Berlin : Ex-Staatssekretäre unter Korruptionsverdacht

Ermittler vermuten Zusammenhang zwischen lukrativem Grundstücksgeschäft und Spende für die SPD

Lars von Törne

Der Optimismus des Bauherrn schien unerschütterlich. „Trotz angespannter Wirtschaftslage herrscht eine rege Nachfrage bezüglich Geschäfts- und Büroraum“, schwärmte Bauunternehmer Wolf-Dieter W. im Dezember 2001 beim Richtfest für das neue Geschäftszentrum „Adlershofer Tor“ an der Rudower Chaussee in Treptow-Köpenick. Man befinde sich „in aussichtsreichen Verhandlungen“ mit potenziellen Mietern.

Aus heutiger Sicht erscheint die Zuversicht des Unternehmers zumindest doppeldeutig: Gegen W. ermittelt inzwischen die Staatsanwaltschaft wegen des Verdachts der Bestechung. Auch ermitteln die Staatsanwälte, wie bereits kurz gemeldet, gegen den früheren SPD-Staatssekretär Frank Bielka und heutigen Geschäftsführer der landeseigenen Wohnungsbaugesellschaft Degewo wegen des Verdachts der Untreue und Bestechlichkeit. Das sagte Justizsprecher Michael Grunwald dem Tagesspiegel. Außerdem ermitteln die Staatsanwälte gegen den früheren CDU-Baustaatssekretär und späteren Chef der Adlershof-Entwicklungsgesellschaft BAAG, Jens Krause.

Zu Bielkas Zeit als Staatssekretär, so der Verdacht der Staatsanwaltschaft, sollen er und Krause den Investor W. beim Bau des Adlershofer Tores begünstigt haben. Bielka hatte anfangs unter Stadtentwicklungssenator Peter Strieder, später unter Finanzsenator Thilo Sarrazin (beide SPD) ein Geschäft genehmigt, in dessen Rahmen die Entwicklungsgesellschaft BAAG im Namen des Landes das Adlershofer Grundstück an den Investor verkaufte. Gleichzeitig verpflichtete sich Berlin, fünfeinhalb Jahre lang rund die Hälfte der Fläche zu mieten. Das garantierte dem Käufer Mieteinnahmen von knapp neun Millionen Euro – zu Lasten der Landeskasse. Ein Vorgehen, das nicht nur aus Sicht der Staatsanwaltschaft illegal ist.
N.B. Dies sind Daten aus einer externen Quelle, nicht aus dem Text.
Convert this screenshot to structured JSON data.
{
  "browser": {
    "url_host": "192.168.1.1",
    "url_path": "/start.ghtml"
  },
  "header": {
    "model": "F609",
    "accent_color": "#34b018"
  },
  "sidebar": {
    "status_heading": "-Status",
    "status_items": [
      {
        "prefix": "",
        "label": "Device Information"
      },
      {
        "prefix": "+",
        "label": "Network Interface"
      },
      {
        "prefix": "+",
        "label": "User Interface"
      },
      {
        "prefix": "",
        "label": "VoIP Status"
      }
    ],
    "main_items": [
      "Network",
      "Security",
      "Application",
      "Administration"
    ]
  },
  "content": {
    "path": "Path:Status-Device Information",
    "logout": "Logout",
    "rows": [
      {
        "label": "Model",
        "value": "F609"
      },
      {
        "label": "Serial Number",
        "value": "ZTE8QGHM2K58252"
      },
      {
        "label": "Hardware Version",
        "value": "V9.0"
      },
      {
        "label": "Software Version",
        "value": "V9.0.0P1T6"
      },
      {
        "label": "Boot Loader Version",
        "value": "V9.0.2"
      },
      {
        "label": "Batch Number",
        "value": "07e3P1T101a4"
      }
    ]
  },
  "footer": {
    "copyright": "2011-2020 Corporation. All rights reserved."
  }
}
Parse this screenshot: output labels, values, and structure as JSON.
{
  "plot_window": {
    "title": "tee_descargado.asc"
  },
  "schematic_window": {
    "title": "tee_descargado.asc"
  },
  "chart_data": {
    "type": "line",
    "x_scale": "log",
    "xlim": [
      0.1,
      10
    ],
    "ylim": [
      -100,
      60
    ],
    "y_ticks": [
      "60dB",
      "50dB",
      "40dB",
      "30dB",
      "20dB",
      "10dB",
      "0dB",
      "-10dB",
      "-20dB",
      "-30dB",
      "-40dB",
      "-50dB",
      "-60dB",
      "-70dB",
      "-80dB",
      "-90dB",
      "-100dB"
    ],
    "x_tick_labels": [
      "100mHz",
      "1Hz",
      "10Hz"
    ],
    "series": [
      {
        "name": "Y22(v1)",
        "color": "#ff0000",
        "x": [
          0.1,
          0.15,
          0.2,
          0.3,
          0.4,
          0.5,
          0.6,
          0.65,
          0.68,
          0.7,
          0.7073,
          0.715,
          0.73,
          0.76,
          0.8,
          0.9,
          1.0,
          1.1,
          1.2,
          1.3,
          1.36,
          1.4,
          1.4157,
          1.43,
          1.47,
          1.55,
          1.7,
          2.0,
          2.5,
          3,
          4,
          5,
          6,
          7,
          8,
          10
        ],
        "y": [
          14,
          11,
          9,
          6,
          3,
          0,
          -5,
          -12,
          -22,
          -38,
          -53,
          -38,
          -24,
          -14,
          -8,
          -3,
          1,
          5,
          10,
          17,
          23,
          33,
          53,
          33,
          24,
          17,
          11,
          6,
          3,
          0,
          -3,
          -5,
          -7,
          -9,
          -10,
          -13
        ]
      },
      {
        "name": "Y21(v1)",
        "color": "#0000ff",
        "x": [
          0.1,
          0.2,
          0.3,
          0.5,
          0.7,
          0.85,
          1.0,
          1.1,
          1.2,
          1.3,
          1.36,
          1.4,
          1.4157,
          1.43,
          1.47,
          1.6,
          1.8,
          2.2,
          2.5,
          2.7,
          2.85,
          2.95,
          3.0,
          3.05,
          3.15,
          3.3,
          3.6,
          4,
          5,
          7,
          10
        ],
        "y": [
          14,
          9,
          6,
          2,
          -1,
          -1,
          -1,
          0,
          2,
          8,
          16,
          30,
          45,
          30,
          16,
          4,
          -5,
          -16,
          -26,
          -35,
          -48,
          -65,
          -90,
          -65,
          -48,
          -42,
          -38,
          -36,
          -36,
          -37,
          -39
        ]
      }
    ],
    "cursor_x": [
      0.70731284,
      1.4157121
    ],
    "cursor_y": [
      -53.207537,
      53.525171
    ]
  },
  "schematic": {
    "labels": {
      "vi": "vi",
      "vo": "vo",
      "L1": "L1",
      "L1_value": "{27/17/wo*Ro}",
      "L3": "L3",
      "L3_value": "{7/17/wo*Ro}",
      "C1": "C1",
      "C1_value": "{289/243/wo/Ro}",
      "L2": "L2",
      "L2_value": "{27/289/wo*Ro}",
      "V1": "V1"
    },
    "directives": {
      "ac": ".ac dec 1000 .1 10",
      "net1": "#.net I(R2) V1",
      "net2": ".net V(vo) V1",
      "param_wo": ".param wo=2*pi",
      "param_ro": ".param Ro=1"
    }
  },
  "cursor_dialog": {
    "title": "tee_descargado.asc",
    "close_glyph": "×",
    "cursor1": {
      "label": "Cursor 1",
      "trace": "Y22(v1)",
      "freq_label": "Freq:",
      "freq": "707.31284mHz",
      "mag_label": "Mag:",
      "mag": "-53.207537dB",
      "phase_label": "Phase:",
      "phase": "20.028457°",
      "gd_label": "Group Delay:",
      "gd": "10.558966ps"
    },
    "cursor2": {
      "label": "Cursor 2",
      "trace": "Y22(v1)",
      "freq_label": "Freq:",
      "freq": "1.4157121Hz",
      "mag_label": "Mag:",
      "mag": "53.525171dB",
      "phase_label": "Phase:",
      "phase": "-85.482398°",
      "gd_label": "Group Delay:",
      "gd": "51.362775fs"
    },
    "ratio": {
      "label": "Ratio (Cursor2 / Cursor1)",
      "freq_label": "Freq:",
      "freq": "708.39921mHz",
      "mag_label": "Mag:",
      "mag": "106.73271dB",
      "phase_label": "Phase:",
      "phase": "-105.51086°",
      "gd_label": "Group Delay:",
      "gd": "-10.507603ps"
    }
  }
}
Zuvor hatte bereits der Landesrechnungshof die „rechtlich fragwürdige und unangemessene Mietgarantie zu Lasten Berlins“ kritisiert.

Im Gegenzug für den lukrativen Deal, so vermutet die Staatsanwaltschaft, wurde Bauherr W. im Jahr 2001 zweimal zu Wahlkampf-Dinners der SPD eingeladen, bei denen die Teilnehmer gebeten wurden, der Partei Spenden in Höhe von insgesamt bis zu 5000 Euro zukommen zu lassen – für die Staatsanwälte Grund genug, einen Zusammenhang zum damaligen Neubauprojekt zu vermuten.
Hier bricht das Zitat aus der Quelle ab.